I hope this helps ^_^

Answer 2

HallaSurvivor's answer is absolutely right. Let me add a bit more, however, about the general context surrounding it.

The relevant connection between modal axiom systems and Kripke frame properties is very particular:

Definition:

• A Kripke frame $(W,R)$ validates a modal sentence $\sigma$ iff for every valuation $\nu$ the sentence $\sigma$ is true at every world according to $(W,R,\nu)$.

• A class $\mathfrak{F}$ of Kripke frames validates a modal sentence $\sigma$ iff every frame in $\mathfrak{F}$ validates $\sigma$.

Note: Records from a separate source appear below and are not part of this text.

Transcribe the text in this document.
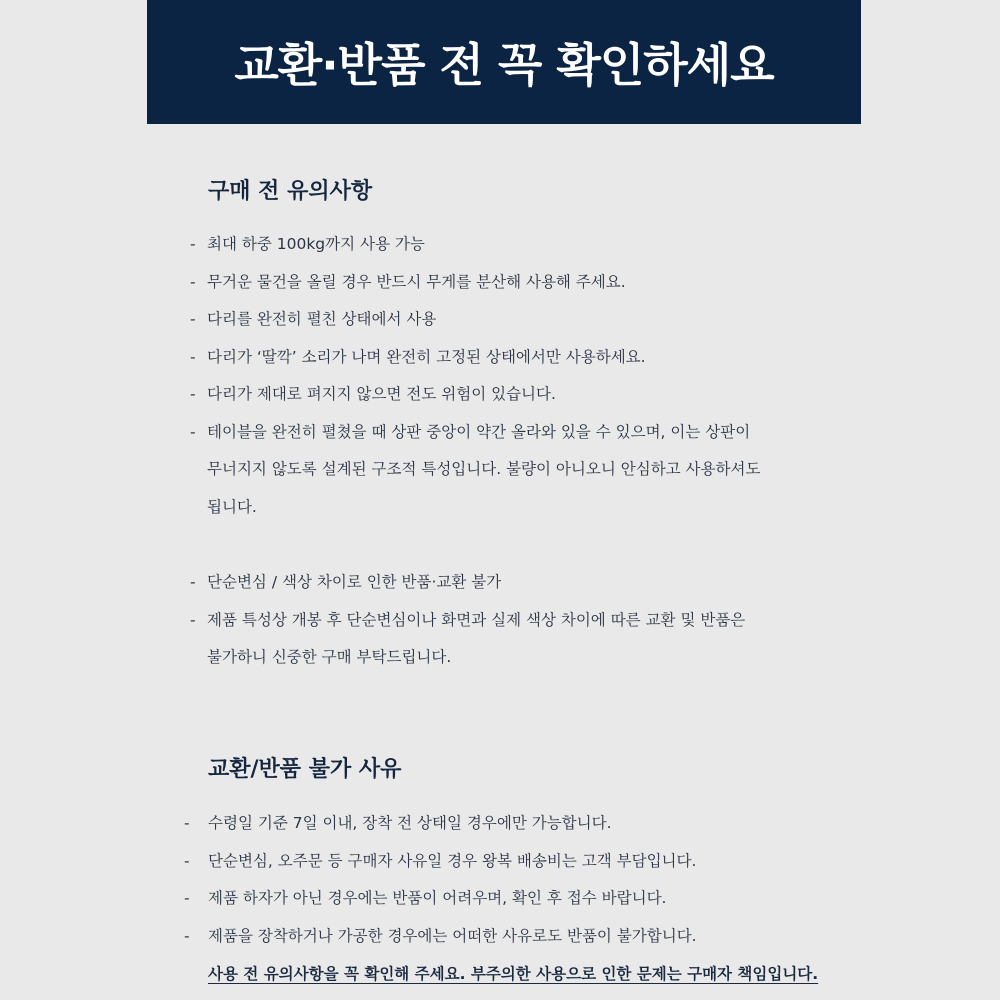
교환·반품 전 꼭 확인하세요
구매 전 유의사항
- 최대 하중 100kg까지 사용 가능
- 무거운 물건을 올릴 경우 반드시 무게를 분산해 사용해 주세요.
- 다리를 완전히 펼친 상태에서 사용
- 다리가 ‘딸깍’ 소리가 나며 완전히 고정된 상태에서만 사용하세요.
- 다리가 제대로 펴지지 않으면 전도 위험이 있습니다.
- 테이블을 완전히 펼쳤을 때 상판 중앙이 약간 올라와 있을 수 있으며, 이는 상판이
무너지지 않도록 설계된 구조적 특성입니다. 불량이 아니오니 안심하고 사용하셔도
됩니다.
- 단순변심 / 색상 차이로 인한 반품·교환 불가
- 제품 특성상 개봉 후 단순변심이나 화면과 실제 색상 차이에 따른 교환 및 반품은
불가하니 신중한 구매 부탁드립니다.
교환/반품 불가 사유
- 수령일 기준 7일 이내, 장착 전 상태일 경우에만 가능합니다.
- 단순변심, 오주문 등 구매자 사유일 경우 왕복 배송비는 고객 부담입니다.
- 제품 하자가 아닌 경우에는 반품이 어려우며, 확인 후 접수 바랍니다.
- 제품을 장착하거나 가공한 경우에는 어떠한 사유로도 반품이 불가합니다.

사용 전 유의사항을 꼭 확인해 주세요. 부주의한 사용으로 인한 문제는 구매자 책임입니다.
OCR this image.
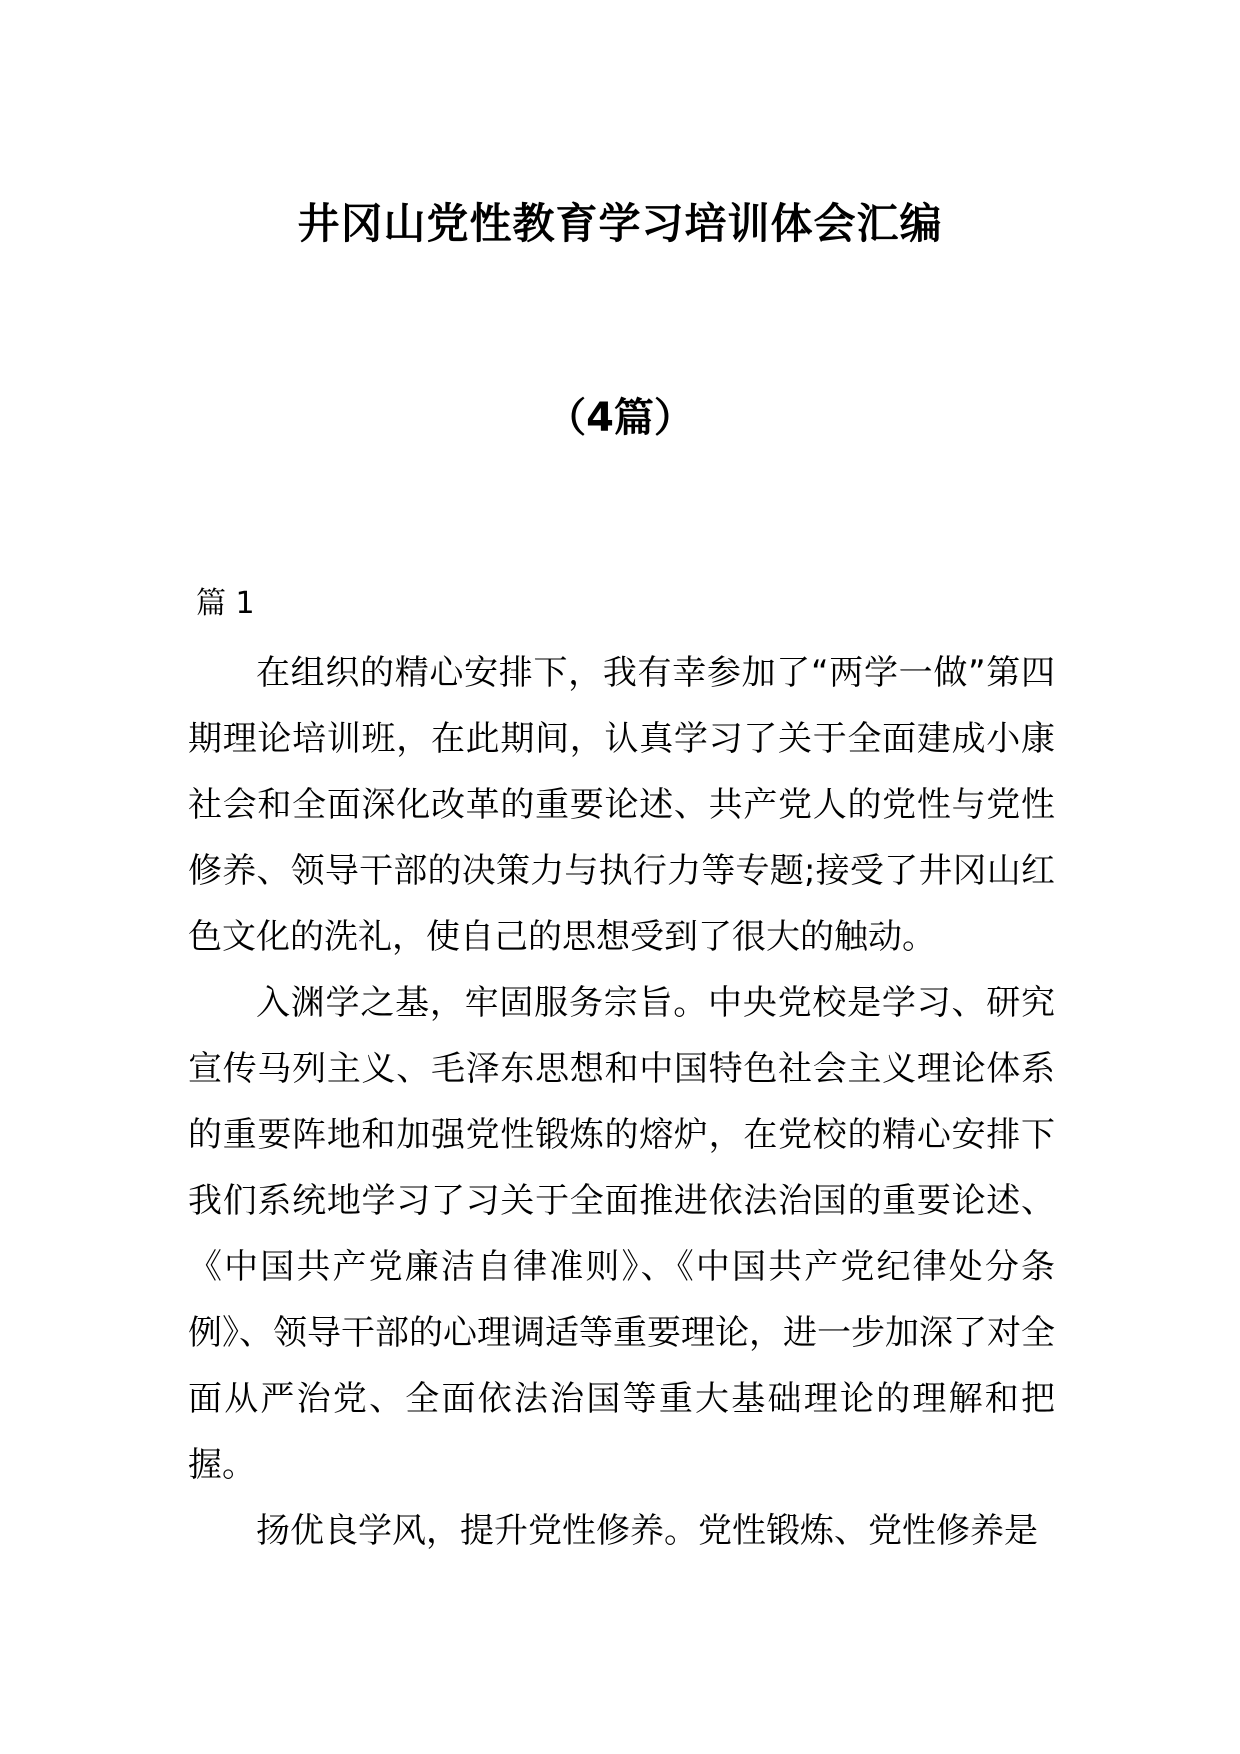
井冈山党性教育学习培训体会汇编
（4篇）
篇 1

在组织的精心安排下，我有幸参加了“两学一做”第四期理论培训班，在此期间，认真学习了关于全面建成小康社会和全面深化改革的重要论述、共产党人的党性与党性修养、领导干部的决策力与执行力等专题;接受了井冈山红色文化的洗礼，使自己的思想受到了很大的触动。

入渊学之基，牢固服务宗旨。中央党校是学习、研究宣传马列主义、毛泽东思想和中国特色社会主义理论体系的重要阵地和加强党性锻炼的熔炉，在党校的精心安排下我们系统地学习了习关于全面推进依法治国的重要论述、《中国共产党廉洁自律准则》、《中国共产党纪律处分条例》、领导干部的心理调适等重要理论，进一步加深了对全面从严治党、全面依法治国等重大基础理论的理解和把握。

扬优良学风，提升党性修养。党性锻炼、党性修养是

The precise theorem connecting $S4$ and the class of transitive and reflexive frames, then, is the following multi-part result:

Theorem:

• A frame $(W,R)$ validates every theorem of $S4$ iff that frame is reflexive and transitive.
• If $\sigma$ is not a theorem of $S4$, then there is a reflexive and transitive frame not validating $\sigma$

It is in this sense that "$S4\approx$ reflexive + transitive."

In their answer above, HallaSurvivor proved the first bulletpoint (actually they proved more than that - they analyzed the role of reflexivity on its own and transitivity on its own). And this was the point relevant to your question.

The second bulletpoint is a bit more subtle. Basically, it says that $S4$ completely captures the nature of reflexive and transitive frames: there's nothing "missing" from $S4$ in this regard. So we really have a very tight connection between a modal theory ($S4$) and a frame property (reflexive-and-transitive)!

(In more technical language, the first bulletpoint says that $S4$ is sound with respect to the reflexive-and-transitive frame semantics (right-to-left direction) and moreover this is the maximal frame semantics with respect to which $S4$ is sound (left-to-right direction), while the second bulletpoint says that $S4$ is complete with respect to the reflexive-and-transitive frame semantics.)

---

It's separately worth noting that we can rephrase things in terms of operators:

• Frames-to-theories: Given a class of frames $\mathfrak{F}$, let $Th(\mathfrak{F})$ be the set of modal sentences validated by $\mathfrak{F}$.

• Theories-to-frames: Given a set of modal sentences $T$, let $Fr(T)$ be the set of frames validating every sentence in $T$.

We always have $Th(Fr(T))\supseteq T$ and $Fr(Th(\mathfrak{F}))\supseteq \mathfrak{F}$. However, in general these may be strict inclusions. The two-part theorem above can be reformulated as:

Let $\overline{S4}$ be the set of theorems of $S4$ and let $\mathfrak{X}$ be the class of reflexive and transitive Kripke frames. Then $$Th(Fr(\overline{S4}))=\overline{S4}\quad\mbox{and}\quad Fr(Th(\mathfrak{X}))=\mathfrak{X}.$$

Think of this as saying that the connection between (the theorems of) $S4$ and the class of reflexive and transitive Kripke frames is as good as we could hope - there's no "loss of information" in replacing one with the other, in a precise sense.

(The term "Galois connection" is relevant here, and it's a good exercise to try and figure out in what sense the pair of operators $(Th,\mathfrak{F})$ forms a Galois connection.)